Beat Schaub: Auch, ja, wir sprechen mit ihnen darüber. Wir sehen regelmässig Frauen, die kommen mit Symptomen wie Lustlosigkeit, Müdigkeit, schlechter Konzentration, Schwindel, Depressivität. Sie werden zum Teil unnötig abgeklärt, falsch behandelt, falsch psychiatrisiert und schlucken Psychopharmaka. Viele haben Eisentabletten genommen, die nichts bringen und deshalb geben wir das Eisen intravenös, damit die Beschwerden verschwinden.

Odette Frey: Also sie geben das Eisen und gehen nicht noch auf weitere Strategien ein.

Beat Schaub:  Immer, doch. Wir gehen auch darauf ein.

Odette Frey: Über Nebenwirkungen haben wir bisher nicht gross gesprochen. Es gibt natürlich Nebenwirkungen beim Eisen. Wie frappant sind diese aus Ihrer Sicht, Herr Rosemann?

Thomas Rosemann: Es gibt Zahlen zwischen 2014 und 2016. Beispielsweise gab es bei Swissmedic, der Aufsichtsbehörde fast 500 Meldungen über Nebenwirkungen, ungefähr die Hälfte davon schwer. Und es gibt mehrere Todesfälle, die man damit in Zusammenhang bringt. Auch der Hersteller warnt im Beipackzettel vor schweren allergischen Reaktionen, die auch tödlich verlaufen können – auch bei Patientinnen und das ist wichtig zu wissen, die schon in der Vergangenheit problemlos Eiseninfusionen erhalten haben. 

Odette Frey: Herr Schaub, wie sieht es bei Ihnen aus?

Beat Schaub: Wenn man Eisen richtig gibt, gibt es kein Risiko. Wir haben seit 24 Jahren Erfahrung mit zehntausenden von Eiseninfusionen, passen dabei aber entsprechend auf. Wir sind sehr sorgfältig und dürfen sagen: so ist es problemlos.

Odette Frey: Grosse Uneinigkeit also betreffen Nutzen und Risiken der Eisentherapie. Die Schweizer Regierung überprüft derzeit die Notwendigkeit der Eisentherapie. Es dürfte sogar im nächsten Jahr ein Schwellenwert für Ferritin eingeführt werden. Das heisst, dass nur noch Frauen mit relativ wenig Eisen ihre Therapie erstattet bekommen. Wäre dies das Ende Ihrer Eisenpraxis?
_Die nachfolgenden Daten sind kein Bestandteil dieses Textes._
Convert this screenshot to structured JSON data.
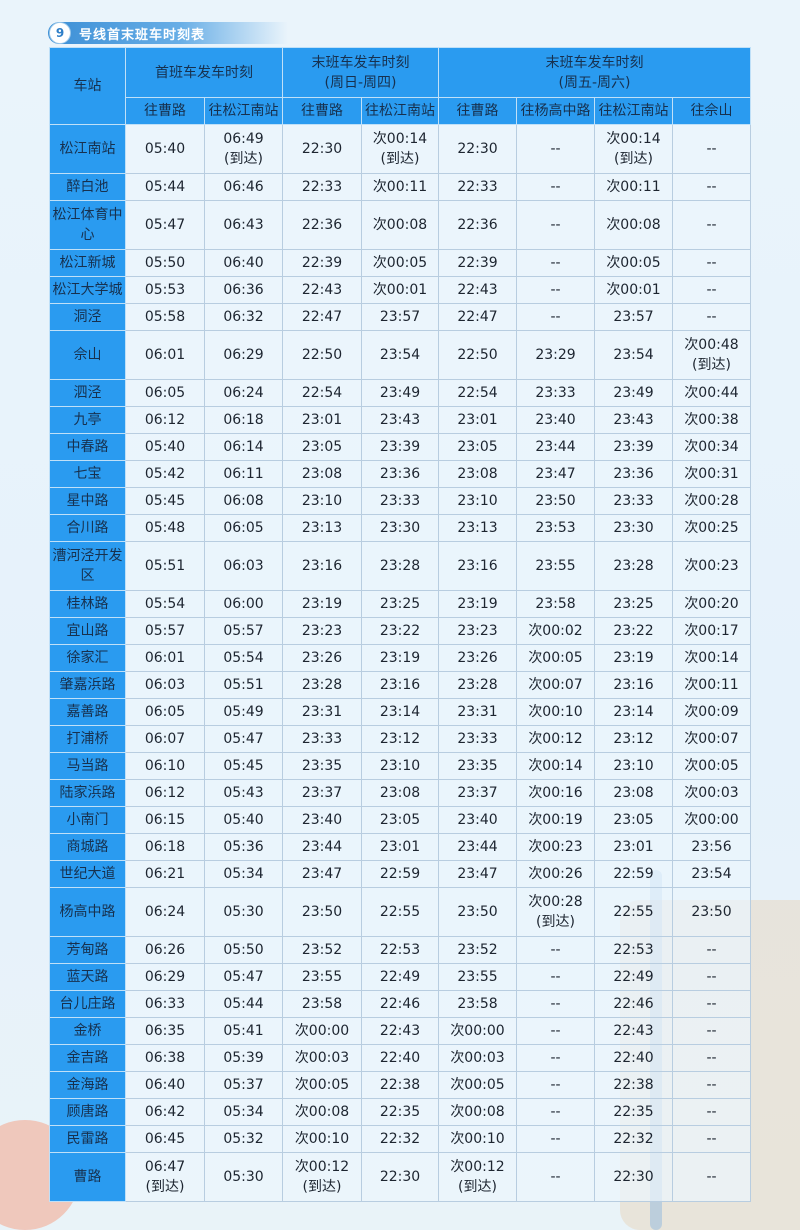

Beat Schaub:  Nein. Der Bundesrat weiss genau, dass 15 für viele Frauen nicht genügt. Und eine solche Limitation einzuführen wäre eine riesige Ohrfeige für Frauen. Es wird kaum kommen. Und käme es dennoch, würden wir weiter behandeln. Die meisten Betroffenen wären bereit, die notwendige Therapie selbst zu bezahlen. 

Odette Frey: Patientinnen bezahlen die Therapie selbst, so ist die Prognose von Herr Schaub. Ist das für Sie der richtige Weg? 

Thomas Rosemann: Für mich ist es alternativlos, dass sich die Rückerstattung durch die Krankenkassen an der wissenschaftlichen Datenlage orientiert und nicht am Glauben. Sonst müsste man vieles erstatten, woran einzelne Patienten und Ärzte glauben. 

Odette Frey: Es bleibt also ein heisses Eisen, diese Eisentherapie. Ich danke Ihnen ganz herzlich, dass Sie heute bei uns in der Sendung waren, Herr Rosemann und Herr Schaub.